— Я больше не нужна? Мне можно пойти умыться? — спросила Лотта.
— Минуточку… Скажи сначала господину, где ты живешь.
— В «Моане»…
— Мелочь, майор, но мне хочется ее подчеркнуть… Посмотрите на эту комнату… Да, да! Что вы видите? Разостланная кровать и одежда, брошенная где попало… Заметьте, что кровать на одного, а вещи — мои… Поищите хоть один предмет женского туалета… Я не так глуп, понимаете? Меня зовут не Ренэ Марешаль, и уже давно я не делал глупостей из-за женщин… Лотта моя приятельница, не больше… Она готовит мне по утрам завтрак — и это все… Иногда я даю ей советы… Представьте себе, а вдруг, когда Рэне Марешаль причалит на своей шхуне, она встретит его на берегу? Расскажет ему, что совершила путешествие в спасательной шлюпке только для того, чтобы увидеть его?.. И предпочла, чтобы дурак радист покончил с собой, но не пошла с ним…
Он смеялся своим недобрым смехом.
— Совсем ни к чему, согласитесь, чтобы Марешалю тут же рассказали о Джо Хилле… Спорим, вы тоже с ним знакомы?
— Да, я его знал…
— Правда, забавно?.. С одной стороны — вы. Приехали из Европы, знали Джо Хилла… С другой — Лотта и я, мы знали Арлетт. А Лотта была любовницей Марешаля… В общем, два лагеря.
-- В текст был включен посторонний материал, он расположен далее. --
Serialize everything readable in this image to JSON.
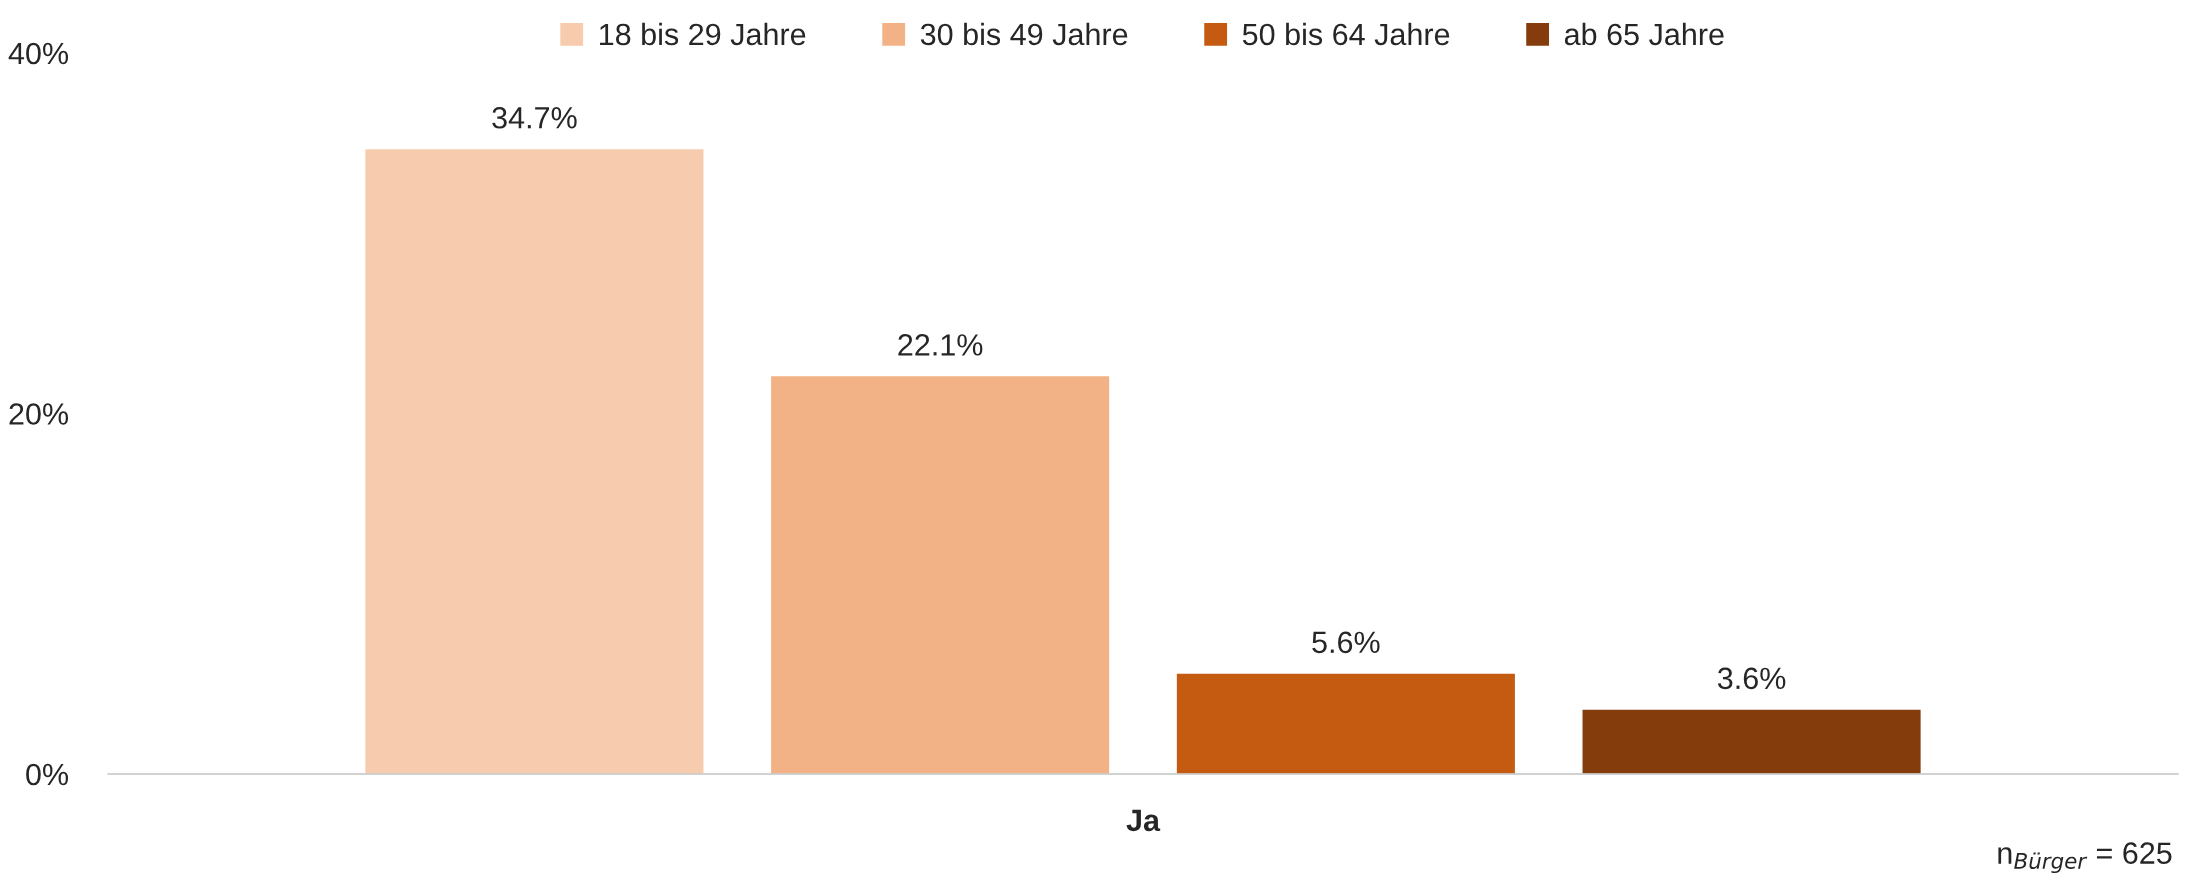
{
  "chart_data": {
    "type": "bar",
    "categories": [
      "Ja"
    ],
    "series": [
      {
        "name": "18 bis 29 Jahre",
        "color": "#f7cbad",
        "values": [
          34.7
        ],
        "value_labels": [
          "34.7%"
        ]
      },
      {
        "name": "30 bis 49 Jahre",
        "color": "#f3b286",
        "values": [
          22.1
        ],
        "value_labels": [
          "22.1%"
        ]
      },
      {
        "name": "50 bis 64 Jahre",
        "color": "#c55a11",
        "values": [
          5.6
        ],
        "value_labels": [
          "5.6%"
        ]
      },
      {
        "name": "ab 65 Jahre",
        "color": "#843c0c",
        "values": [
          3.6
        ],
        "value_labels": [
          "3.6%"
        ]
      }
    ],
    "ylim": [
      0,
      40
    ],
    "yticks": [
      {
        "value": 0,
        "label": "0%"
      },
      {
        "value": 20,
        "label": "20%"
      },
      {
        "value": 40,
        "label": "40%"
      }
    ],
    "grid": false,
    "legend": "top",
    "annotations": [
      "n$_{Bürger}$ = 625"
    ]
  }
}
Как в порядочных семьях: родители мужа и родители жены… В некоторых семьях, где произошел мезальянс, с одной стороны — светские люди, а с другой — простые буржуа, которых нельзя принимать в приличном обществе… Ваше здоровье, майор!
— Ренэ Марешаль знает, кто его отец? — спокойно спросил Оуэн.
— Ответь, Лотта…
— Он говорил со мной на эту тему всего один раз, в Колоне, когда мы жили вместе… Пришел с газетой… Там была фотография на первой странице… «Внимательно посмотри на этого человека», — сказал он мне. Сухопарый маленький человечек с блестящими глазами и взлохмаченной шевелюрой. «Я ненавижу его больше всего на свете». Он захохотал. Я боялась, когда он так смеялся. «Моя мать ничего не рассказывала тебе о моем происхождении?» — «Нет…» — «Так вот, этот тип — мой отец…»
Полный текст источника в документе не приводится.